🤖 AI Summary
This work addresses the challenge of effectively integrating causally influential textual modalities—such as policy announcements and unexpected events—with time series data, a task hindered by the difficulty of explicit modality alignment. To overcome this limitation, the authors propose a novel multimodal time series forecasting framework that eliminates the need for explicit alignment. The approach leverages a large language model (LLM) to generate causal reasoning as a guiding signal, which is then used to lightly augment a time series Transformer architecture. Furthermore, a plug-and-play Multimodal Mixture-of-Experts (MMoE) module is introduced to seamlessly fuse heterogeneous information. Evaluated across 16 real-world multimodal forecasting benchmarks, the method significantly outperforms state-of-the-art baselines while demonstrating strong adaptability and interpretability.
📝 Abstract
Multimodal time series forecasting has garnered significant attention for its potential to provide more accurate predictions than traditional single-modality models by leveraging rich information inherent in other modalities.

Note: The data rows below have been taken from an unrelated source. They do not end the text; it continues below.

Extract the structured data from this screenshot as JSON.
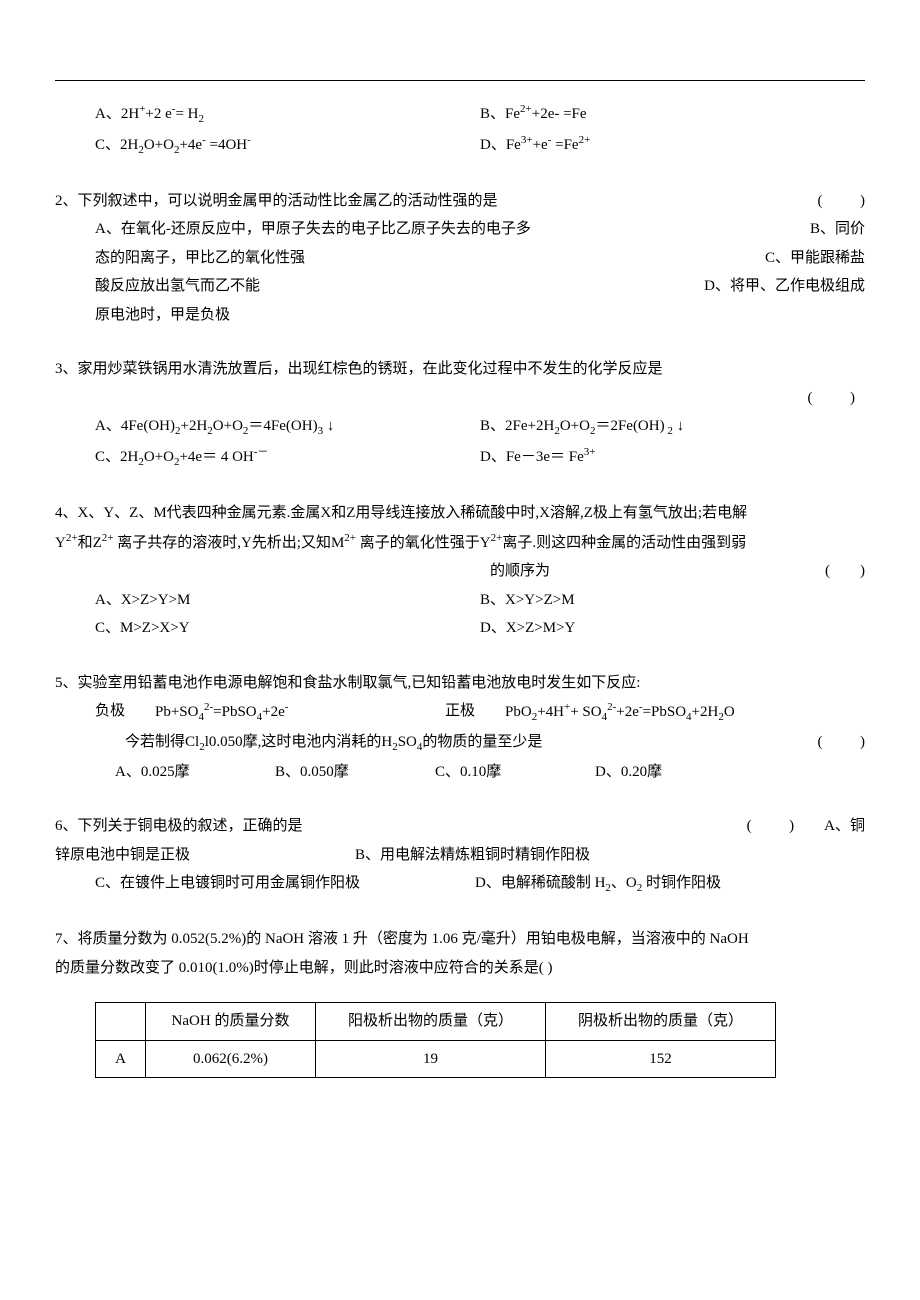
{
  "q1_options": {
    "A": "A、2H<sup>+</sup>+2 e<sup>-</sup>= H<sub>2</sub>",
    "B": "B、Fe<sup>2+</sup>+2e- =Fe",
    "C": "C、2H<sub>2</sub>O+O<sub>2</sub>+4e<sup>-</sup> =4OH<sup>-</sup>",
    "D": "D、Fe<sup>3+</sup>+e<sup>-</sup> =Fe<sup>2+</sup>"
  },
  "q2": {
    "stem": "2、下列叙述中，可以说明金属甲的活动性比金属乙的活动性强的是",
    "paren": "(          )",
    "lines": {
      "A": "A、在氧化-还原反应中，甲原子失去的电子比乙原子失去的电子多",
      "B": "B、同价",
      "B2": "态的阳离子，甲比乙的氧化性强",
      "C": "C、甲能跟稀盐",
      "C2": "酸反应放出氢气而乙不能",
      "D": "D、将甲、乙作电极组成",
      "D2": "原电池时，甲是负极"
    }
  },
  "q3": {
    "stem": "3、家用炒菜铁锅用水清洗放置后，出现红棕色的锈斑，在此变化过程中不发生的化学反应是",
    "paren": "(          )",
    "A": "A、4Fe(OH)<sub>2</sub>+2H<sub>2</sub>O+O<sub>2</sub>＝4Fe(OH)<sub>3</sub> ↓",
    "B": "B、2Fe+2H<sub>2</sub>O+O<sub>2</sub>＝2Fe(OH)<sub> 2</sub> ↓",
    "C": "C、2H<sub>2</sub>O+O<sub>2</sub>+4e＝ 4 OH<sup>-－</sup>",
    "D": "D、Fe－3e＝ Fe<sup>3+</sup>"
  },
  "q4": {
    "stem1": "4、X、Y、Z、M代表四种金属元素.金属X和Z用导线连接放入稀硫酸中时,X溶解,Z极上有氢气放出;若电解",
    "stem2": "Y<sup>2+</sup>和Z<sup>2+</sup> 离子共存的溶液时,Y先析出;又知M<sup>2+</sup> 离子的氧化性强于Y<sup>2+</sup>离子.则这四种金属的活动性由强到弱",
    "order": "的顺序为",
    "paren": "(        )",
    "A": "A、X>Z>Y>M",
    "B": "B、X>Y>Z>M",
    "C": "C、M>Z>X>Y",
    "D": "D、X>Z>M>Y"
  },
  "q5": {
    "stem": "5、实验室用铅蓄电池作电源电解饱和食盐水制取氯气,已知铅蓄电池放电时发生如下反应:",
    "neg_label": "负极",
    "neg": "Pb+SO<sub>4</sub><sup>2-</sup>=PbSO<sub>4</sub>+2e<sup>-</sup>",
    "pos_label": "正极",
    "pos": "PbO<sub>2</sub>+4H<sup>+</sup>+ SO<sub>4</sub><sup>2-</sup>+2e<sup>-</sup>=PbSO<sub>4</sub>+2H<sub>2</sub>O",
    "cond": "今若制得Cl<sub>2</sub>l0.050摩,这时电池内消耗的H<sub>2</sub>SO<sub>4</sub>的物质的量至少是",
    "paren": "(          )",
    "A": "A、0.025摩",
    "B": "B、0.050摩",
    "C": "C、0.10摩",
    "D": "D、0.20摩"
  },
  "q6": {
    "stem": "6、下列关于铜电极的叙述，正确的是",
    "paren": "(          )",
    "A_tail": "A、铜",
    "A2": "锌原电池中铜是正极",
    "B": "B、用电解法精炼粗铜时精铜作阳极",
    "C": "C、在镀件上电镀铜时可用金属铜作阳极",
    "D": "D、电解稀硫酸制 H<sub>2</sub>、O<sub>2</sub> 时铜作阳极"
  },
  "q7": {
    "stem1": "7、将质量分数为 0.052(5.2%)的 NaOH 溶液 1 升（密度为 1.06 克/毫升）用铂电极电解，当溶液中的 NaOH",
    "stem2": "的质量分数改变了 0.010(1.0%)时停止电解，则此时溶液中应符合的关系是(          )"
  },
  "table": {
    "headers": [
      "",
      "NaOH 的质量分数",
      "阳极析出物的质量（克）",
      "阴极析出物的质量（克）"
    ],
    "rowA": [
      "A",
      "0.062(6.2%)",
      "19",
      "152"
    ]
  }
}
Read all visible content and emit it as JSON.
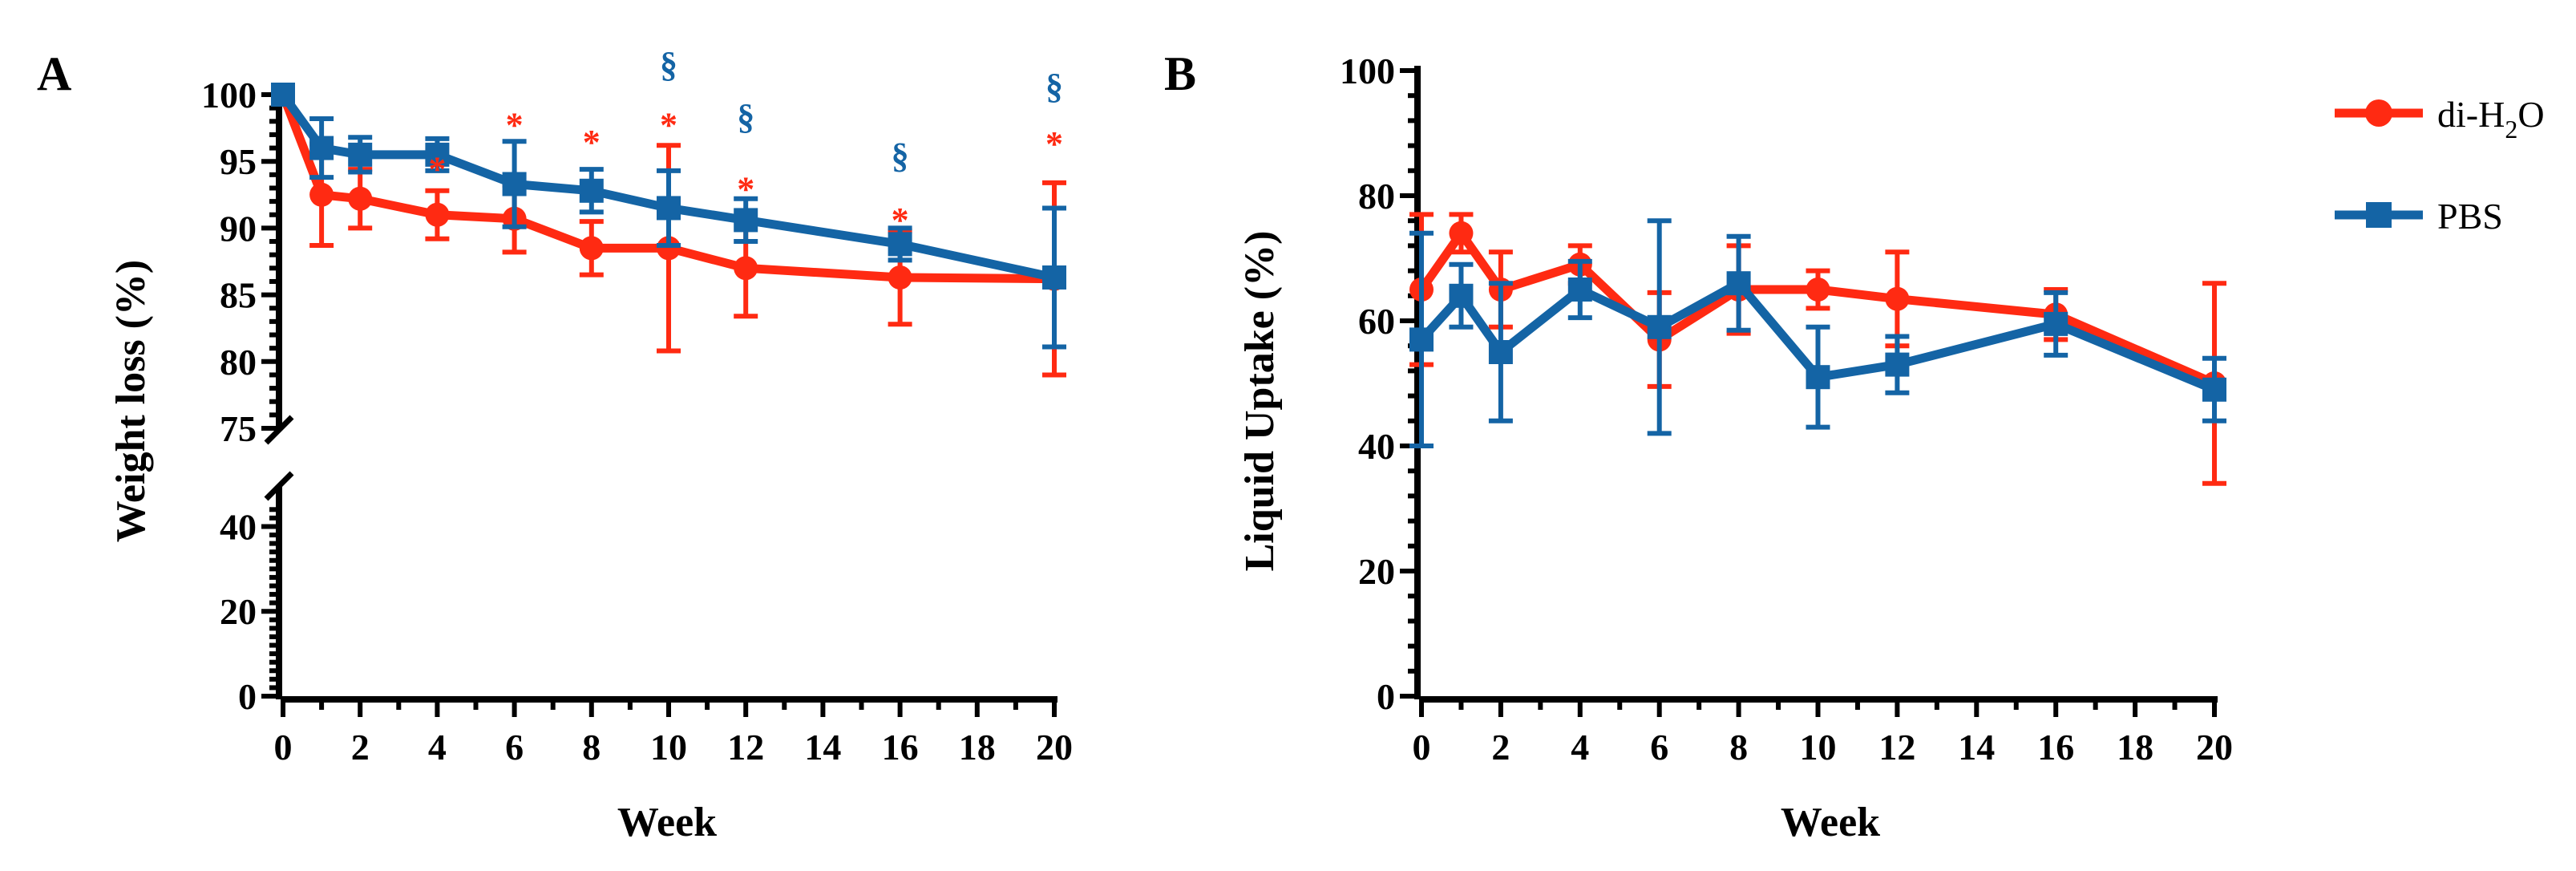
{
  "colors": {
    "series1": "#ff2a12",
    "series2": "#1464a5",
    "axis": "#000000"
  },
  "chart_data": [
    {
      "panel": "A",
      "type": "line",
      "xlabel": "Week",
      "ylabel": "Weight loss (%)",
      "xlim": [
        0,
        20
      ],
      "xticks": [
        "0",
        "2",
        "4",
        "6",
        "8",
        "10",
        "12",
        "14",
        "16",
        "18",
        "20"
      ],
      "y_axis_break": true,
      "y_upper_range": [
        75,
        100
      ],
      "y_upper_ticks": [
        "75",
        "80",
        "85",
        "90",
        "95",
        "100"
      ],
      "y_lower_range": [
        0,
        45
      ],
      "y_lower_ticks": [
        "0",
        "20",
        "40"
      ],
      "series": [
        {
          "name": "di-H2O",
          "color_key": "series1",
          "marker": "circle",
          "x": [
            0,
            1,
            2,
            4,
            6,
            8,
            10,
            12,
            16,
            20
          ],
          "y": [
            100,
            92.5,
            92.2,
            91,
            90.7,
            88.5,
            88.5,
            87,
            86.3,
            86.2
          ],
          "err": [
            0.5,
            3.8,
            2.2,
            1.8,
            2.5,
            2,
            7.7,
            3.6,
            3.5,
            7.2
          ]
        },
        {
          "name": "PBS",
          "color_key": "series2",
          "marker": "square",
          "x": [
            0,
            1,
            2,
            4,
            6,
            8,
            10,
            12,
            16,
            20
          ],
          "y": [
            100,
            96,
            95.5,
            95.5,
            93.3,
            92.8,
            91.5,
            90.6,
            88.8,
            86.3
          ],
          "err": [
            0.5,
            2.2,
            1.3,
            1.2,
            3.2,
            1.6,
            2.8,
            1.6,
            1.2,
            5.2
          ]
        }
      ],
      "annotations": [
        {
          "symbol": "*",
          "color_key": "series1",
          "x": 4,
          "y": 94.5
        },
        {
          "symbol": "*",
          "color_key": "series1",
          "x": 6,
          "y": 97.8
        },
        {
          "symbol": "*",
          "color_key": "series1",
          "x": 8,
          "y": 96.5
        },
        {
          "symbol": "*",
          "color_key": "series1",
          "x": 10,
          "y": 97.8
        },
        {
          "symbol": "*",
          "color_key": "series1",
          "x": 12,
          "y": 93
        },
        {
          "symbol": "*",
          "color_key": "series1",
          "x": 16,
          "y": 90.7
        },
        {
          "symbol": "*",
          "color_key": "series1",
          "x": 20,
          "y": 96.4
        },
        {
          "symbol": "§",
          "color_key": "series2",
          "x": 10,
          "y": 102.3
        },
        {
          "symbol": "§",
          "color_key": "series2",
          "x": 12,
          "y": 98.4
        },
        {
          "symbol": "§",
          "color_key": "series2",
          "x": 16,
          "y": 95.5
        },
        {
          "symbol": "§",
          "color_key": "series2",
          "x": 20,
          "y": 100.7
        }
      ]
    },
    {
      "panel": "B",
      "type": "line",
      "xlabel": "Week",
      "ylabel": "Liquid Uptake (%)",
      "xlim": [
        0,
        20
      ],
      "xticks": [
        "0",
        "2",
        "4",
        "6",
        "8",
        "10",
        "12",
        "14",
        "16",
        "18",
        "20"
      ],
      "ylim": [
        0,
        100
      ],
      "yticks": [
        "0",
        "20",
        "40",
        "60",
        "80",
        "100"
      ],
      "series": [
        {
          "name": "di-H2O",
          "color_key": "series1",
          "marker": "circle",
          "x": [
            0,
            1,
            2,
            4,
            6,
            8,
            10,
            12,
            16,
            20
          ],
          "y": [
            65,
            74,
            65,
            69,
            57,
            65,
            65,
            63.5,
            61,
            50
          ],
          "err": [
            12,
            3,
            6,
            3,
            7.5,
            7,
            3,
            7.5,
            4,
            16
          ]
        },
        {
          "name": "PBS",
          "color_key": "series2",
          "marker": "square",
          "x": [
            0,
            1,
            2,
            4,
            6,
            8,
            10,
            12,
            16,
            20
          ],
          "y": [
            57,
            64,
            55,
            65,
            59,
            66,
            51,
            53,
            59.5,
            49
          ],
          "err": [
            17,
            5,
            11,
            4.5,
            17,
            7.5,
            8,
            4.5,
            5,
            5
          ]
        }
      ]
    }
  ],
  "figure": {
    "panel_a_letter": "A",
    "panel_b_letter": "B",
    "legend": [
      {
        "label": "di-H",
        "subscript": "2",
        "suffix": "O",
        "color_key": "series1",
        "marker": "circle"
      },
      {
        "label": "PBS",
        "subscript": "",
        "suffix": "",
        "color_key": "series2",
        "marker": "square"
      }
    ]
  }
}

However, due to fundamental challenges in modality alignment, existing methods often struggle to effectively incorporate multimodal data into predictions, particularly textual information that has a causal influence on time series fluctuations, such as emergency reports and policy announcements. In this paper, we reflect on the role of textual information in numerical forecasting and propose Time series transformers with Multimodal Mixture-of-Experts, TiMi, to unleash the causal reasoning capabilities of LLMs. Concretely, TiMi utilizes LLMs to generate inferences on future developments, which serve as guidance for time series forecasting. To seamlessly integrate both exogenous factors and time series into predictions, we introduce a Multimodal Mixture-of-Experts (MMoE) module as a lightweight plug-in to empower Transformer-based time series models for multimodal forecasting, eliminating the need for explicit representation-level alignment. Experimentally, our proposed TiMi demonstrates consistent state-of-the-art performance on sixteen real-world multimodal forecasting benchmarks, outperforming advanced baselines while offering both strong adaptability and interpretability.